En este sentido –precisamente la falta de sentido común– drama y comedia van de la mano. Toda suerte de hechos increíbles y de leyendas y mitos irracionales llenarían el más grande muestrario de lo absurdo con ejemplos que hablan de la experiencia de siglos.
Sueños afiebrados y tradiciones aceptadas forman la levadura de lo absurdo. Por ejemplo, mucho de la búsqueda y la exploración de tierras nuevas en siglos pasados, tuvo su origen en la teoría de que el oro -causa de guerras injustificadas entre países y de campañas despiadadas para obtenerlo- se ofrecía sin reservas al primero que se atreviera a buscarlo. Bien sabemos las consecuencias de esta búsqueda. La voz del rey Midas resuena con mayor brío en nuestros tiempos.

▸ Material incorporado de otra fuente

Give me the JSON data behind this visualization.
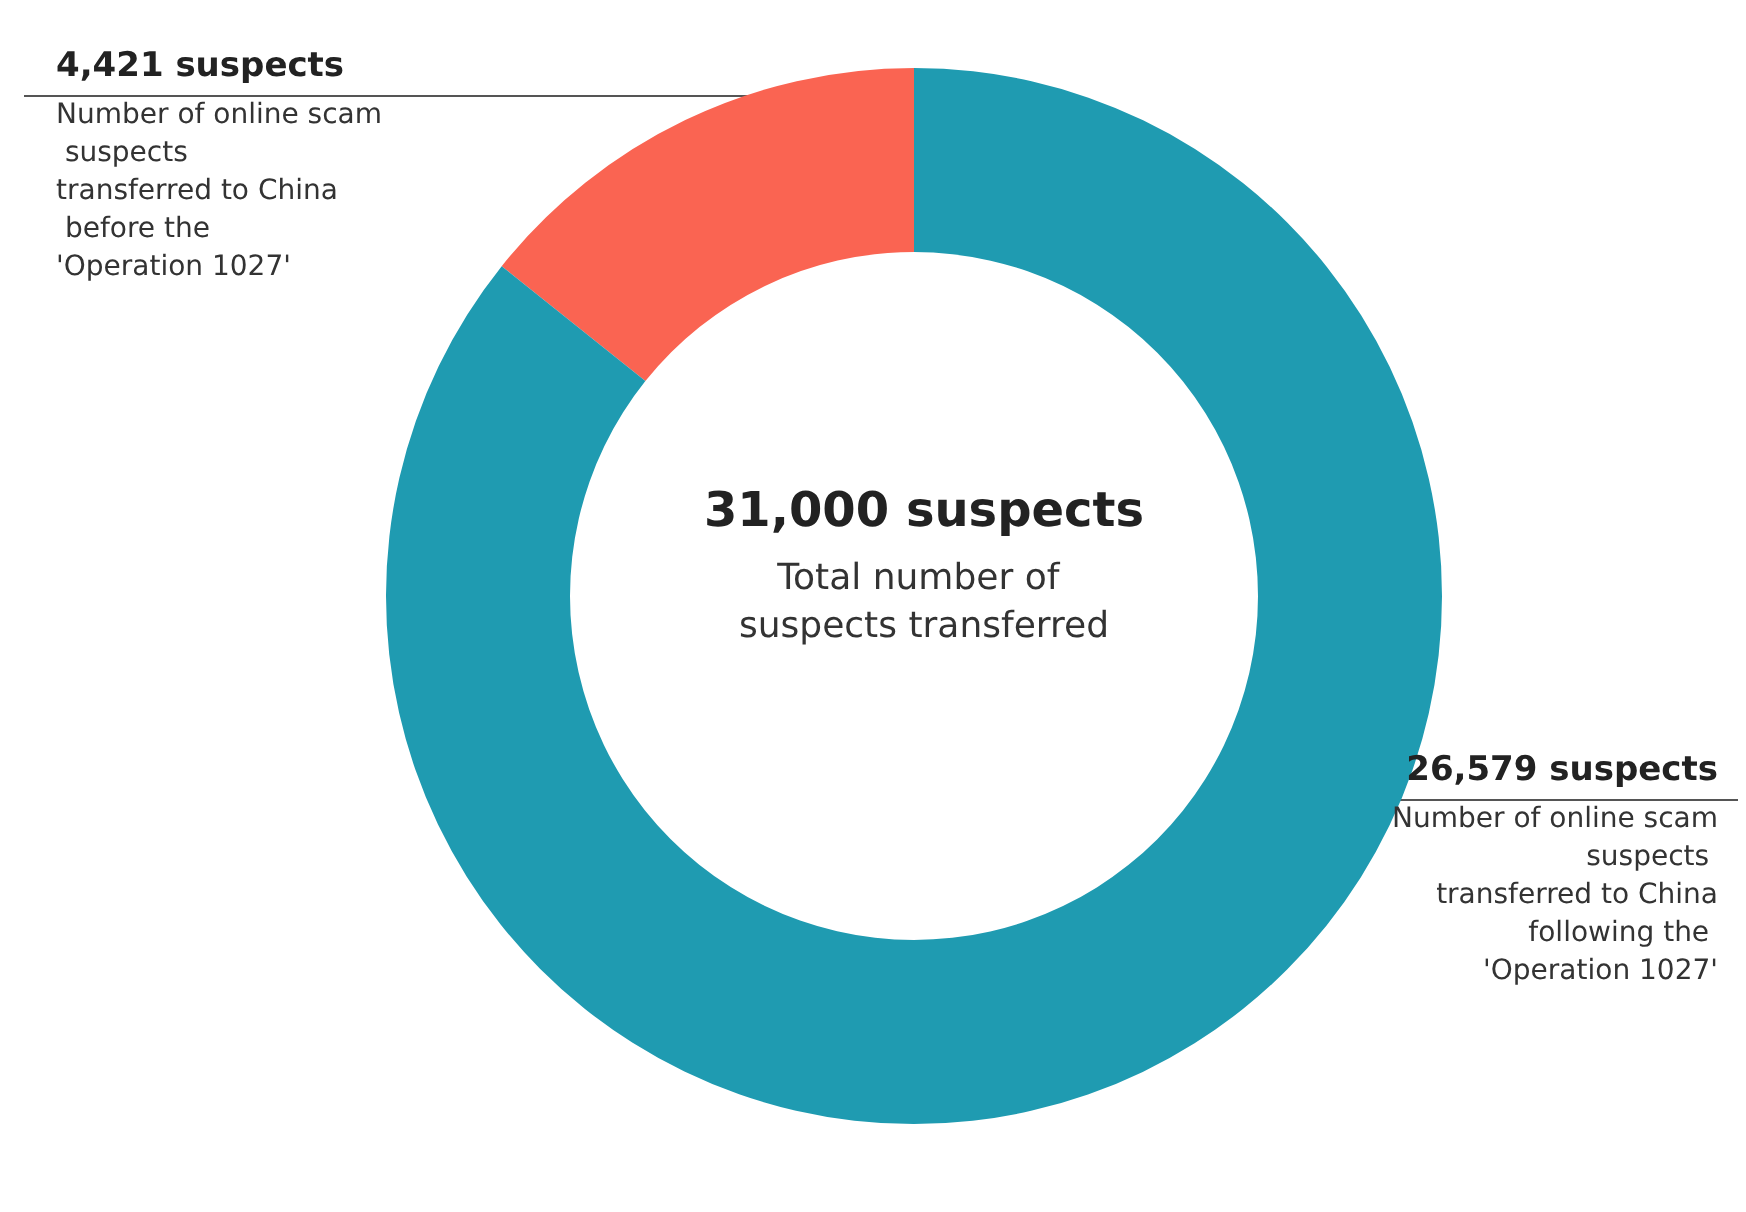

Con ese mismo criterio barroco se hicieron árboles genealógicos dictados por la vanidad, colecciones inútiles, protocolos retorcidos que son producto de mentes alucinadas o como decía Voltaire, de “los caballeros de la ignorancia, los paladines del papeleo, los campeones de la confusión”.

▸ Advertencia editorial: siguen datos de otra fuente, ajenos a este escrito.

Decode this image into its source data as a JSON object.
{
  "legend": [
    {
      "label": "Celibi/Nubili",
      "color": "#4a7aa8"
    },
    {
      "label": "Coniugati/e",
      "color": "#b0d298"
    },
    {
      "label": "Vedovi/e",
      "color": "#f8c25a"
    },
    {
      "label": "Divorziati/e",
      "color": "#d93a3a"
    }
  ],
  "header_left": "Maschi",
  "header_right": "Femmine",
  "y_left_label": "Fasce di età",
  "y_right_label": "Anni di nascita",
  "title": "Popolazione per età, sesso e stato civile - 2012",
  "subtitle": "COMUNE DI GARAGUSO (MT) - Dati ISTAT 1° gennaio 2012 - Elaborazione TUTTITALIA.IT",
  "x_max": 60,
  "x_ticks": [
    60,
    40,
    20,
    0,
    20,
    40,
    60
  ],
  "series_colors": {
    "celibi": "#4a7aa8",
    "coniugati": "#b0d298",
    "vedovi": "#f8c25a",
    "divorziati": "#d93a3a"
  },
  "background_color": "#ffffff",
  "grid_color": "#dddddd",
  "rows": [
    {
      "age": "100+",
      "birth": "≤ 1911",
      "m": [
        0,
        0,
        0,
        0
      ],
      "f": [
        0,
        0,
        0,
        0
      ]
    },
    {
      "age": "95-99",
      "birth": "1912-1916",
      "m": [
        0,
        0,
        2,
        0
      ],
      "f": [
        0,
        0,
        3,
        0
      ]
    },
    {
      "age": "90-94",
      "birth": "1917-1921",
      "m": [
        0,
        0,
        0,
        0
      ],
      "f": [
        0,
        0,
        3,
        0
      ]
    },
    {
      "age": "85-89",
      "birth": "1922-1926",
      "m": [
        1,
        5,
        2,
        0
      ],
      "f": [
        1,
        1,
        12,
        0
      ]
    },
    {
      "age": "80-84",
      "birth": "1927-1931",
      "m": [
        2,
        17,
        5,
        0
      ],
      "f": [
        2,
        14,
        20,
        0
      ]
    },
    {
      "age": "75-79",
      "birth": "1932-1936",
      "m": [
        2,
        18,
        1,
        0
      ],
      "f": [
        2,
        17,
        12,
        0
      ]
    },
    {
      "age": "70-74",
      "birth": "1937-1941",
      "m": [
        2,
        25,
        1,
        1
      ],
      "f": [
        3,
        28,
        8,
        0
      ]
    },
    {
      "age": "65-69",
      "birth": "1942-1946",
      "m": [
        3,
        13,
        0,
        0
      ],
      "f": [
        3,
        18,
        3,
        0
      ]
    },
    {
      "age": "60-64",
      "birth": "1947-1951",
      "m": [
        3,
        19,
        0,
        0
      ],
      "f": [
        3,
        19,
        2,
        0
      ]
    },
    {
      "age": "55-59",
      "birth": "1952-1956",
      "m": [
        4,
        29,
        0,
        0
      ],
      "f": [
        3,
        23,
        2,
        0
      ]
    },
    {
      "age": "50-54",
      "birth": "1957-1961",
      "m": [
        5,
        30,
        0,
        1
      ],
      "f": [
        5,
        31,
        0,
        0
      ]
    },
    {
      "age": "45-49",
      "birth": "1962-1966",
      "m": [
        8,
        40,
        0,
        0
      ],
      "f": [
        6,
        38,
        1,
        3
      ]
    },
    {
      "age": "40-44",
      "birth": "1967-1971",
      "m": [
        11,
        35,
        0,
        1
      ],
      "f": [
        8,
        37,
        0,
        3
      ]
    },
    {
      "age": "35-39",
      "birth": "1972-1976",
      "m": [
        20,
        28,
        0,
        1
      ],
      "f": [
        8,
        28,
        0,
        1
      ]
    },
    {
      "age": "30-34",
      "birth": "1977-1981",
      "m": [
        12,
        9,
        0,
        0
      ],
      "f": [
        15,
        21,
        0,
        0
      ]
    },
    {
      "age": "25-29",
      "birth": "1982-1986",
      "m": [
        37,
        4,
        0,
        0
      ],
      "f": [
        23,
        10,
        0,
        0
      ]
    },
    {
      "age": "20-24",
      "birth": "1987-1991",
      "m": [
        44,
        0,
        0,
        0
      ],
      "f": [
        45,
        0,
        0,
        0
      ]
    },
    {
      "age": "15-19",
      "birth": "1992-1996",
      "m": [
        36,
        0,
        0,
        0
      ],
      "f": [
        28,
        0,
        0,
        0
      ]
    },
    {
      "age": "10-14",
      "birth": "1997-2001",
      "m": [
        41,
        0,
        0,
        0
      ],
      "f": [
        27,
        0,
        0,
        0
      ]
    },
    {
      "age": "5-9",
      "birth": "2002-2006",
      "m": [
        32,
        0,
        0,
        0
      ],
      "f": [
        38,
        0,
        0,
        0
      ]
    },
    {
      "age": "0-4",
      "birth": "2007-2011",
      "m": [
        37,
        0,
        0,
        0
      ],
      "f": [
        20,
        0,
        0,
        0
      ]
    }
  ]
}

Ahora bien, durante siglos las oligarquías de siempre dirigiendo las fuerzas de las grandes potencias se distribuyeron, a sus anchas, el mundo entero. Entre lo absurdo y la confusión invadieron, explotaron, sacrificaron y exprimieron. Por supuesto que la Iglesia participó en estas conquistas y obtuvo buenos protectorados, abanderada de lo que decían era la palabra de Dios.
Hoy el mundo se debate en las transformaciones de la democracia. Durante la Segunda Guerra Mundial fueron liberados, al fin, los cuatro jinetes del Apocalipsis quienes siguen, hasta la fecha, cabalgando campantes por todo el planeta que se convulsiona entre las calamidades bíblicas. Son los triunfos de las democracias modernas.

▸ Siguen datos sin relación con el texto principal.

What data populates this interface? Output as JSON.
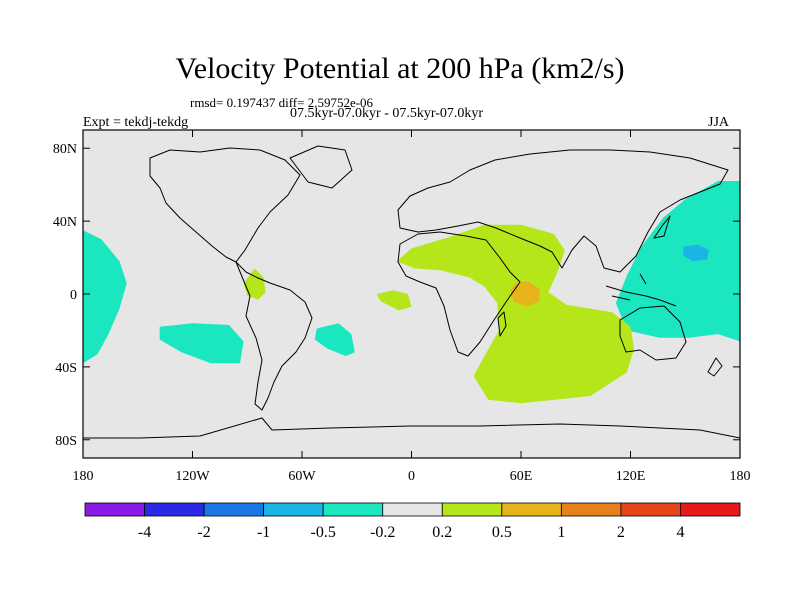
{
  "chart_data": {
    "type": "heatmap",
    "title": "Velocity Potential at 200 hPa (km2/s)",
    "stats_line": "rmsd= 0.197437 diff= 2.59752e-06",
    "subtitle": "07.5kyr-07.0kyr - 07.5kyr-07.0kyr",
    "left_label": "Expt = tekdj-tekdg",
    "right_label": "JJA",
    "x_ticks": [
      {
        "lon": -180,
        "label": "180"
      },
      {
        "lon": -120,
        "label": "120W"
      },
      {
        "lon": -60,
        "label": "60W"
      },
      {
        "lon": 0,
        "label": "0"
      },
      {
        "lon": 60,
        "label": "60E"
      },
      {
        "lon": 120,
        "label": "120E"
      },
      {
        "lon": 180,
        "label": "180"
      }
    ],
    "y_ticks": [
      {
        "lat": 80,
        "label": "80N"
      },
      {
        "lat": 40,
        "label": "40N"
      },
      {
        "lat": 0,
        "label": "0"
      },
      {
        "lat": -40,
        "label": "40S"
      },
      {
        "lat": -80,
        "label": "80S"
      }
    ],
    "lon_range": [
      -180,
      180
    ],
    "lat_range": [
      -90,
      90
    ],
    "colorbar": {
      "colors": [
        "#8a1ae6",
        "#2a2ae6",
        "#1a78e6",
        "#1ab4e6",
        "#1ae6c0",
        "#e6e6e6",
        "#b4e61a",
        "#e6b41a",
        "#e6801a",
        "#e6461a",
        "#e61a1a"
      ],
      "labels": [
        "-4",
        "-2",
        "-1",
        "-0.5",
        "-0.2",
        "0.2",
        "0.5",
        "1",
        "2",
        "4"
      ]
    },
    "regions": [
      {
        "name": "east-pacific-negative",
        "level": "-0.2",
        "color": "#1ae6c0",
        "polygon": [
          [
            -180,
            35
          ],
          [
            -170,
            30
          ],
          [
            -160,
            18
          ],
          [
            -156,
            6
          ],
          [
            -160,
            -8
          ],
          [
            -166,
            -22
          ],
          [
            -172,
            -33
          ],
          [
            -180,
            -38
          ]
        ]
      },
      {
        "name": "south-pacific-negative",
        "level": "-0.2",
        "color": "#1ae6c0",
        "polygon": [
          [
            -138,
            -18
          ],
          [
            -120,
            -16
          ],
          [
            -100,
            -17
          ],
          [
            -92,
            -26
          ],
          [
            -94,
            -38
          ],
          [
            -110,
            -38
          ],
          [
            -126,
            -32
          ],
          [
            -138,
            -25
          ]
        ]
      },
      {
        "name": "south-atlantic-negative",
        "level": "-0.2",
        "color": "#1ae6c0",
        "polygon": [
          [
            -52,
            -19
          ],
          [
            -40,
            -16
          ],
          [
            -33,
            -22
          ],
          [
            -31,
            -32
          ],
          [
            -36,
            -34
          ],
          [
            -46,
            -30
          ],
          [
            -53,
            -25
          ]
        ]
      },
      {
        "name": "west-pacific-negative",
        "level": "-0.2",
        "color": "#1ae6c0",
        "polygon": [
          [
            180,
            62
          ],
          [
            168,
            62
          ],
          [
            150,
            52
          ],
          [
            138,
            42
          ],
          [
            126,
            26
          ],
          [
            118,
            10
          ],
          [
            112,
            -5
          ],
          [
            118,
            -20
          ],
          [
            136,
            -24
          ],
          [
            152,
            -24
          ],
          [
            168,
            -22
          ],
          [
            180,
            -26
          ]
        ]
      },
      {
        "name": "west-pacific-core",
        "level": "-0.5",
        "color": "#1ab4e6",
        "polygon": [
          [
            149,
            26
          ],
          [
            157,
            27
          ],
          [
            163,
            24
          ],
          [
            162,
            19
          ],
          [
            154,
            18
          ],
          [
            149,
            21
          ]
        ]
      },
      {
        "name": "central-america-positive",
        "level": "0.2",
        "color": "#b4e61a",
        "polygon": [
          [
            -92,
            6
          ],
          [
            -86,
            14
          ],
          [
            -81,
            9
          ],
          [
            -80,
            1
          ],
          [
            -84,
            -3
          ],
          [
            -90,
            -1
          ]
        ]
      },
      {
        "name": "gulf-of-guinea-positive",
        "level": "0.2",
        "color": "#b4e61a",
        "polygon": [
          [
            -19,
            0
          ],
          [
            -10,
            2
          ],
          [
            -2,
            0
          ],
          [
            0,
            -7
          ],
          [
            -7,
            -9
          ],
          [
            -17,
            -4
          ]
        ]
      },
      {
        "name": "africa-indian-ocean-positive",
        "level": "0.2",
        "color": "#b4e61a",
        "polygon": [
          [
            -8,
            18
          ],
          [
            0,
            25
          ],
          [
            20,
            31
          ],
          [
            40,
            38
          ],
          [
            60,
            38
          ],
          [
            78,
            33
          ],
          [
            84,
            24
          ],
          [
            80,
            12
          ],
          [
            75,
            1
          ],
          [
            85,
            -6
          ],
          [
            110,
            -10
          ],
          [
            120,
            -18
          ],
          [
            122,
            -30
          ],
          [
            118,
            -43
          ],
          [
            98,
            -56
          ],
          [
            60,
            -60
          ],
          [
            42,
            -58
          ],
          [
            34,
            -45
          ],
          [
            40,
            -34
          ],
          [
            48,
            -20
          ],
          [
            47,
            -5
          ],
          [
            40,
            4
          ],
          [
            32,
            9
          ],
          [
            16,
            13
          ],
          [
            2,
            14
          ]
        ]
      },
      {
        "name": "arabian-sea-core",
        "level": "0.5",
        "color": "#e6b41a",
        "polygon": [
          [
            57,
            6
          ],
          [
            64,
            7
          ],
          [
            70,
            3
          ],
          [
            70,
            -4
          ],
          [
            63,
            -7
          ],
          [
            56,
            -4
          ],
          [
            54,
            2
          ]
        ]
      }
    ]
  }
}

México no escapa de esta vorágine. Estamos viviendo y sintiendo tiempos difíciles; es la lucha por el poder. Pero cuando el poder se encarna, entonces se hace difícil deshacerse de el, aunque duela. Se crean ambientes virtuales y se envuelve a la ciudadanía. El país se convierte en un laboratorio en el cual nos movemos y brincamos como cuyos o ratoncitos cuando recibimos un choque eléctrico.
Lo que necesitamos es paz y tranquilidad. Requerimos honestidad para no intentar tapar el sol con un dedo. Precisamos una Nación fuerte en sus instituciones, fortaleza que solo se puede dar cuando es dirigida por seres humanos que sienten a su país en las venas, en los nervios, en los sentidos; no en los bolsillos. No necesitamos mesías intolerantes ni agitadores sociales. Necesitamos cordura, paz, entendimiento.